The Warrants are exercisable for a period of three years beginning at any time after 60 days of issuance. The exercise prices of the Warrants are as follows: (i) Warrants to purchase up to 87,500,000 shares of the Company’s common stock are exercisable at a price of $0.04 per share (“Tranche I”); (ii) Warrants to purchase up to 77,777,778 shares of the Company’s common stock are exercisable at a price of $0.045 per share (“Tranche II”); and (iii) Warrants to purchase up to 40,000,000 shares of the Company’s common stock are exercisable at a price of $0.05 per share (“Tranche III”). The Warrants are exercisable only for cash, as the exercise price paid is intended to increase the funding of the Company. All the exercise prices and numbers of shares are subject to customary anti-dilution provisions. The Warrants contain an exercise limitation provision that prohibits exercise of the Warrants to the extent that the exercise would result in the issuance of shares of the Company’s common stock that would cause either (a) the Company to be deemed an investment company under the Investment Company Act of 1940, as amended, or (b) an ownership change within the meaning of Internal Revenue Code Section 382 (and applicable U.S. Treasury regulations pursuant to such section) limiting the use of the Company’s net operating losses, carryforwards and other tax attributes.  The Company is obligated to reserve a sufficient number of shares of the Company’s common stock to enable the exercise of the Warrants.

 

The use of proceeds from this transaction are for general corporate purposes, as approved from time to time by the Board of Directors (the “Board”), which approval must include approval by a majority of the directors that have been designated by Privet.

 

In connection with the execution of the Purchase Agreement, the Company entered into an Investor Rights Agreement with Privet and Mr.

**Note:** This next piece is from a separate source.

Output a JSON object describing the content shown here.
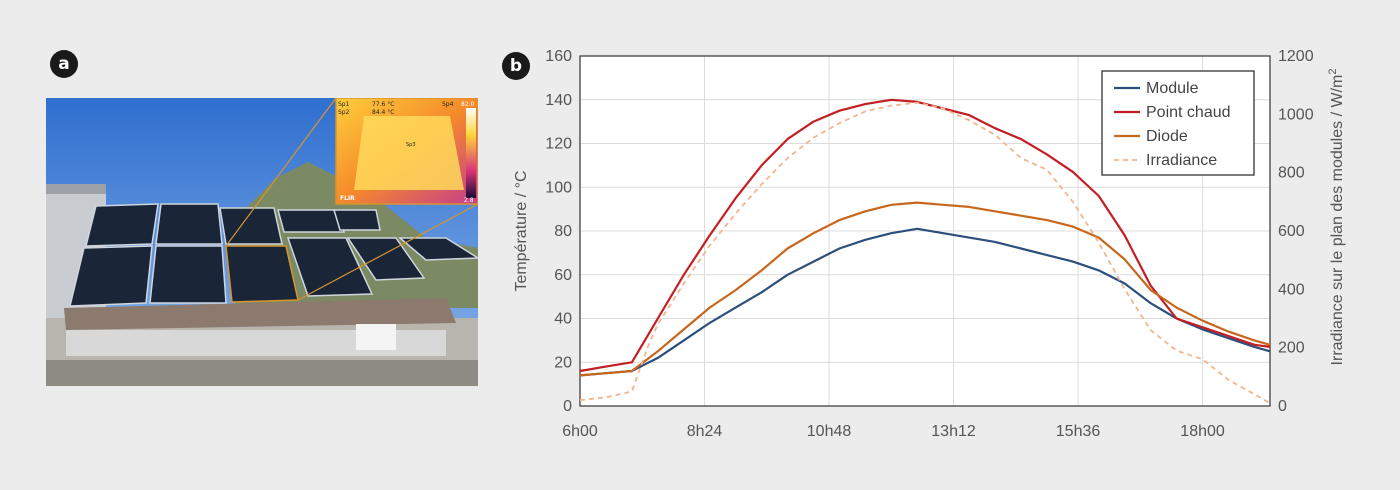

Steffens (the “Investors”), granting the Investors the right to require the Company to file with the Securities and Exchange Commission up to four requested registration statements to register for resale the Investors’ shares of common stock purchased under the Purchase Agreement and purchased upon exercise of any of the Warrants (the “Registrable Securities”). The Investors also are granted unlimited “piggy-back” registration rights with respect to the Registrable Securities. The obligation to register the Registrable Securities continues until those securities have been sold or transferred by the holders of the registration rights or may be sold without limitation under Rule 144 or otherwise may be sold without restriction.

 

As a result of the transaction, (i) Privet became the record holder of approximately 10.1% of the outstanding and issued shares of common stock, and has the right to purchase under the Warrants an additional 149,852,778 shares of common stock which would correspondingly increase its percentage of ownership and it has the right to appoint directors, and (ii) Mr. Steffens decreased his current 65.5% ownership of the common stock of the Company to 59.3%, while retaining his current control position in the common stock.  Together Privet and Mr. Steffens, excluding the exercise of the Warrants, have a majority of the voting control of the Company.